We were pretty much ready to go when the pandemic hit and everything got canceled. We see the pandemic as a practice run for how people will respond to climate change. We're pretty sad about how people behaved. But instead of giving in to bad feelings, we expanded our art and published New Planet News, our newsletter from the future. Using a tongue-in-cheek, Onion style of reporting, we comment on human nature in the face of catastrophe.
Humor and climate change are not something we often see together. Favorite story in New Planet News is “Species Assignment Therapy Goes Mainstream” with the quote: "My mom and dad got the gills upgrade years ago." That’s coming fifty years from now?
Ha, thanks. That's simply classic sci-fi extrapolation following the question "What happens when old people can't afford to move out of their beachfront property even as it falls beneath the waves?" to its ridiculous conclusion, that some kind of technology will be developed so we can avoid change.
The entire fallacy that we can engineer and tech our way out is untenable. We ride our human powered vehicle to show that the tech is already here. We don't have to wait for anything other than behavioral change. That's why we advocate that people add their voices to your state level bike advocacy groups. We support CalBike, for example. Bike infrastructure is something everyone can advocate for, even if you don't ride a bike yourself. Imagine if some of those commuters clogging up your freeway were on bikes, instead. Don't you want that? Helping others helps yourself.
How did you build Humpbacks? How long did it take?
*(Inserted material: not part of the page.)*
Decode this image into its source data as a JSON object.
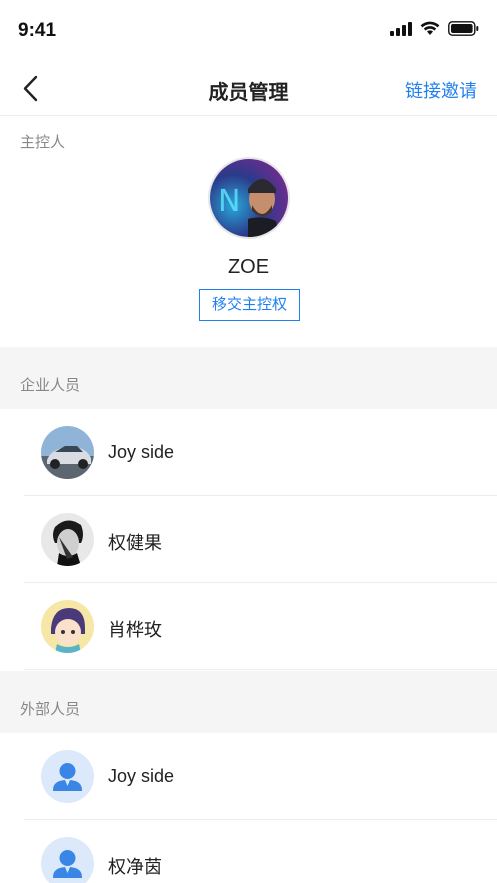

It's made of steel, aluminum, insulation foam, floor mats, ABS pipe, bike parts, several kinds of glue, paper, fabric and paint. We started in 2019 in a glorious large barn at a friend's ranch. Other parts have been built in a school room, on a driveway, and most recently in a pipe and tarp carport in the back of the house. There's no excuse for not making what you want to make; if you really want it, you find a way. The final version of the art was commissioned by SFMOMA for the Soapbox Derby at McLaren Park 2022.
Was it built in Sebastopol?
We built the final version in Sebastopol. No one cares that we got notice to move out of our rental, scrambled together some savings and managed to buy a house last fall. We still built art and made it to the event! That's what we did.
What's next for Team Pineapple?
"I'm going to hunt down that shark, or whatever it is, and hopefully kill it." Haha, Life Aquatic references aside, we're considering perpetuating Humpbacks since its message is so strong and needs to be acted upon. Next year for the race, though? Our activism will show up in some other way. The purpose of the race for us is "Adults having responsible fun so children desire to grow older."